Pete immediately latches on to Jesse, who initially gives a lackadaisical response to Pete's attempts to hang out with him but finds himself somewhat enjoying their encounters even as Jesse manages to successfully unite Ken and Bridget. The only thing that bothers him is Pete's pessimistic attitude about himself and his negative behavior towards Bridget, which culminates in the two boys fighting. They make up soon after and Jesse even attends Pete's birthday party, only for Ken (who was also invited) to corner Jesse and begin berating him for attending and accuse Jesse of only befriending Pete in order to get Bridget to fall for him (Jesse). Irritated and knowing that Ken would not believe that he truly liked being around Pete and that the friendship was not intentional, Jesse sarcastically says that he only befriended the boy in order to hook Ken and Bridget up and that he found him to be unlikable- only for Pete to overhear the entire conversation. The following day Pete calls Jesse in an attempt to hear the whole story, but Jesse lies and says that everything Pete heard was correct, as Jesse believes that Pete and Bridget would both be better off without him.
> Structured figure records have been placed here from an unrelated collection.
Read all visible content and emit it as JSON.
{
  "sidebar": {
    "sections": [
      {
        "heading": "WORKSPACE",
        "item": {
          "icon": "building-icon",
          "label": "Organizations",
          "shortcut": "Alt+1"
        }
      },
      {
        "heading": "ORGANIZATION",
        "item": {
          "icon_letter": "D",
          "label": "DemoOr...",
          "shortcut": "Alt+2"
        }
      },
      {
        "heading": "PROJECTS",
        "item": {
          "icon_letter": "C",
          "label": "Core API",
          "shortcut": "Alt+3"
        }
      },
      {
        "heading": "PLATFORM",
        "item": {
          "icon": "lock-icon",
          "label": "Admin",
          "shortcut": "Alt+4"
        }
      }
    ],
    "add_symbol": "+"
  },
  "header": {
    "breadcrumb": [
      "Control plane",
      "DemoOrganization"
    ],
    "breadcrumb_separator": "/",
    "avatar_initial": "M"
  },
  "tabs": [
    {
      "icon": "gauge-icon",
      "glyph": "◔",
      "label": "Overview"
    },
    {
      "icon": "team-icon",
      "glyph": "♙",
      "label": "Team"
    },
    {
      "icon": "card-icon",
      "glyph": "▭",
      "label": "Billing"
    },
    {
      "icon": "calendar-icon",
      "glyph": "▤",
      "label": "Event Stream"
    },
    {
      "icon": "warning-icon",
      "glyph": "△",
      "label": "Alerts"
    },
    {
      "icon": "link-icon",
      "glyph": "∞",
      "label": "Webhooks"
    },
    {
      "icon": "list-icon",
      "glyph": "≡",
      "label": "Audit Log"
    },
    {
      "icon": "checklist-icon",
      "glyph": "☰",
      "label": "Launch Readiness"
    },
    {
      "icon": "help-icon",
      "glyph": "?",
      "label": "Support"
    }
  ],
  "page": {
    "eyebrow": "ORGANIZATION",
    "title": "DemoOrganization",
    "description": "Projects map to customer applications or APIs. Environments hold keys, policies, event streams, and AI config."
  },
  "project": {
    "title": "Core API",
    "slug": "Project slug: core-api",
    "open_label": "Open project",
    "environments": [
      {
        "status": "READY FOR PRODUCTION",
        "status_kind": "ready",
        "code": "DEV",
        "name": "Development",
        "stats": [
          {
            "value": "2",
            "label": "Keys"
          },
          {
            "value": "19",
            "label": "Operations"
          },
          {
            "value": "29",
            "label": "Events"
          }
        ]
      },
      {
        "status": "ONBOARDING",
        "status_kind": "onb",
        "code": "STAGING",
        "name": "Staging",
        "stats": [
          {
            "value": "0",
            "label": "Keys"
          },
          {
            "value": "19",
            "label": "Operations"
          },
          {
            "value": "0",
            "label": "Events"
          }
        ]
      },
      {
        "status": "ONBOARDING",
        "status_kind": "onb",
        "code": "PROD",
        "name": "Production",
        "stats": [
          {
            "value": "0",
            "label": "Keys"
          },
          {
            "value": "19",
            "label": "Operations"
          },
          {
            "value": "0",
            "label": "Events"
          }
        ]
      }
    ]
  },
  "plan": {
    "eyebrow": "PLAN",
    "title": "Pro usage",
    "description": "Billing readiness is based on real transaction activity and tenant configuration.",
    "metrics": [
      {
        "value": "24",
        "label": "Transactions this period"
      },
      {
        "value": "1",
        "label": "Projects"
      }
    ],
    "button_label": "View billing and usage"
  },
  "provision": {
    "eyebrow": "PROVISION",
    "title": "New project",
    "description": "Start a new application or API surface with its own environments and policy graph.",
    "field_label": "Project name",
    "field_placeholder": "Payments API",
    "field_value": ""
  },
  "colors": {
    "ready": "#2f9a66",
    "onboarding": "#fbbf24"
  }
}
Some time later Jesse is urged by others to visit Pete in the hospital (as he has had surgery) and apologize, but after Jesse leaves the building he is severely beaten by an associate named Skinhead Rob, who is angry that Jesse had stopped doing business with him due to Jesse spending most of his time with Pete.

Afterwards Jesse manages to barely contact someone to pick him up before he blacks out. A day or two later Jesse attends the school's homecoming celebration, where he watches Ken and Theresa (an upbeat, overweight girl and friend of Bridget) get crowned king and queen—something that Jesse arranged to happen. He's approached by Bridget, who expresses concern over Jesse's appearance and upon some prodding, reluctantly states that Ken has been a good boyfriend so far. This exchange is witnessed by Ken, who tries to beat Jesse but is unsuccessful as he is caught by Bridget, who demands to know what is going on. At this point Pete steps forward and divulges that Ken had Jesse investigate her and set the two of them up, which causes Bridget to grow disgusted with both boys. Weeks later Jesse approaches Pete at the Special Olympics, where he finally admits to Pete that he has missed him terribly and that he views him as his best friend. The two boys make up and Jesse also later makes up with Bridget, with whom he finally shares a kiss.

==Development==
Spears began writing Sway with the intent to focus on the friendship between two main characters, Jesse and Pete, and to use the book's romance as a secondary plot device to create tension between the two of them. She drew upon elements from the story of Cyrano de Bergerac, but also from her own years as a teenager. Spears also drew upon biblical history classes she took during college and has also described the book as "my imagining of what a friendship between Jesus and St. Peter would look like in a contemporary high school setting—with loads of artistic license, of course." Prior to completing the book Spears wrote about 600 pages of plot details before finishing her final draft, which was at 300 pages.

==Reception==
Critical reception for Sway has been predominantly positive, and the book has received praise from the Richmond Times Dispatch. Publishers Weekly and the School Library Journal both gave favorable reviews, and the School Library Journal wrote that the work was an "engaging story that will stay with readers long past the final page." The Bulletin of the Center for Children's Books stated that "Perspective is handled beautifully: Bridget clearly only appears perfect because she’s focalized through Jesse, while readers get glimpses of the real Jesse through the responses of other characters, particularly Bridget, keeping him wholly sympathetic even at his most jerkish moments. Readers will thus be torn between wanting a guy like him around to make things happen and wanting to fix him so he isn’t that guy anymore, and they’ll be heartened when he ends up a little of both."